Core Concepts

Understanding how Polaris manages technology governance

Polaris is an enterprise technology catalog that helps organizations govern which software technologies are approved for use, track what is actually running in their systems, and ensure compliance between the two.

Core distinction
Technologies are governed strategic choices approved by architecture teams. Components are actual software artifacts discovered in your systems through SBOM scanning. Polaris connects the two to surface compliance gaps.

Technology

A Technology is a governed software entity that requires architectural approval, lifecycle management, and version constraint compliance.

Strategic decision
Enterprise-wide architectural choice with long-term impact
Requires approval
Must go through governance processes before adoption
Version constraints
Subject to enterprise version standards and security oversight
Team stewardship
One team is responsible for each technology
Lifecycle managed
Tracked through the TIME framework (Tolerate, Invest, Migrate, Eliminate)
Linked to components
Maps to one or many discovered software components

Component

A Component is a software artifact discovered in systems through SBOM (Software Bill of Materials) scanning.

Concrete artifact
An actual software package or dependency in use
Discovered automatically
Found through SBOM scanning, not manually defined
Includes transitive deps
Captures the full dependency tree, not just direct dependencies
Compliance tracked
Monitored for compliance, security, and licensing
Optional technology link
May or may not map to a governed Technology
System-specific
Used in one or more systems across the organization

Technology vs Component

Technology
Definition
Governed strategic choice
Governance
Requires approval and oversight
Scope
Enterprise-wide decision
Discovery
Defined by architecture teams
Examples
"React" (framework choice)
Lifecycle
Managed through version constraints
Relationship
One-to-many with Components
Component
Definition
Actual software artifact in use
Governance
Tracked for compliance
Scope
System-specific dependency
Discovery
Discovered through SBOM scanning
Examples
"[email protected]" (npm package)
Lifecycle
Discovered and monitored
Relationship
Optional many-to-one with Technology

How Polaris Works

Governance Decision
Architecture team approves a Technology (e.g., React)
Team Approval
Individual teams approve the Technology for their use
Implementation
Developers use Components that implement that Technology (e.g., [email protected])
Discovery
SBOM scanning discovers Components in Systems
Compliance Check
Components are validated against approved Technologies
Violation Detection
Components without corresponding Technology approval are flagged

TIME Framework

The TIME framework categorizes technologies based on their lifecycle stage and organizational adoption strategy.

Invest
Strategic technologies receiving active investment.
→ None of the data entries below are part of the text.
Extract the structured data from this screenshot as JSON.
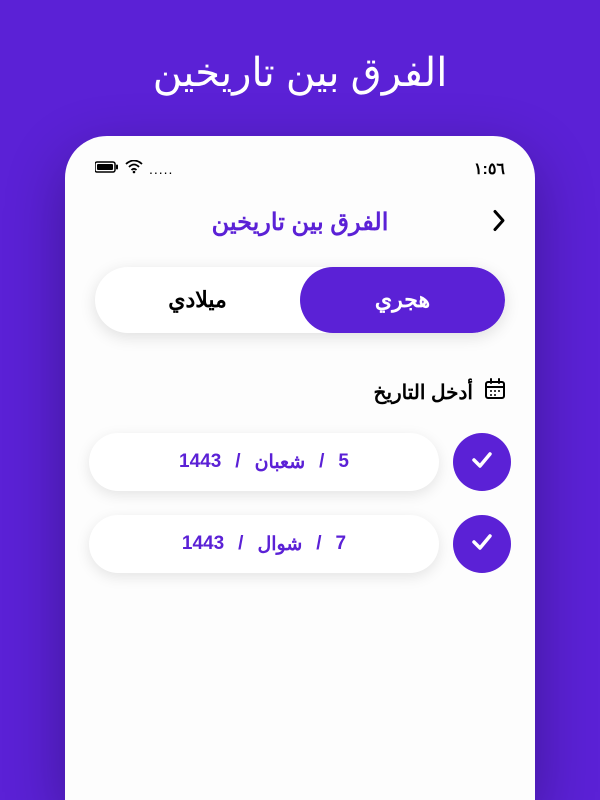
{
  "page": {
    "title": "الفرق بين تاريخين"
  },
  "statusBar": {
    "dots": ".....",
    "time": "١:٥٦"
  },
  "header": {
    "title": "الفرق بين تاريخين"
  },
  "tabs": {
    "hijri": "هجري",
    "gregorian": "ميلادي"
  },
  "section": {
    "enterDate": "أدخل التاريخ"
  },
  "dates": [
    {
      "day": "5",
      "month": "شعبان",
      "year": "1443"
    },
    {
      "day": "7",
      "month": "شوال",
      "year": "1443"
    }
  ],
  "separator": "/"
}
Recommended for new projects.
Tolerate
Legacy technologies being phased out. No new projects should use these.
Migrate
Technologies being actively replaced. Existing usage should be transitioned.
Eliminate
Technologies that must be removed due to security, compliance, or strategic reasons.
Usage in Polaris
Each technology can be assigned a TIME classification to help teams understand whether to adopt it for new projects, the urgency of migration efforts, and how resources should be allocated.

Team Approvals

Each team independently assigns a TIME category (Tolerate, Invest, Migrate, Eliminate) to the technologies it uses. Compliance violations are detected when a component appears in an SBOM without a corresponding team approval, or when the assigned category is Eliminate.

How it works

Identify
A team identifies a technology it uses or plans to use
Categorise
A team member or superuser sets the TIME category for that technology
Compliance checked
SBOMs are scanned; components without a team approval, or with an Eliminate category, are flagged as violations

Stewardship

Each technology has designated stewards responsible for:

Review requests
Evaluate and respond to team approval requests
Maintain documentation
Keep technology documentation current and accurate
Communicate updates
Notify teams of updates, deprecations, and changes
Support teams
Help teams using the technology with questions and issues

Why Team Ownership?

Continuity
People change roles and leave organizations. Team-level stewardship survives personnel changes without manual reassignment.
Shared accountability
Technology decisions benefit from collective judgment. Team ownership distributes responsibility across multiple people rather than creating a single point of failure.

Audit Trail

The audit trail captures governance decisions — changes to version constraints, approvals, team structure, and system ownership. Operational data that changes frequently through automated processes (components discovered via SBOM, repositories) is excluded.

Governance Operations

Version constraint lifecycle
Creation, activation, deactivation, archiving, and deletion of version constraints
License decisions
Allowing or denying licenses, and enabling or disabling the license whitelist
Technology approvals
TIME framework categorization, version-specific approvals, and revocations

Relationship Changes

Team membership
Adding and removing team members
Ownership changes
System ownership and technology stewardship assignments
Constraint enforcement
Changes to which teams a version constraint applies to
Access
The audit log is accessible to all authenticated users. Navigate to /audit to view the full history of governance decisions.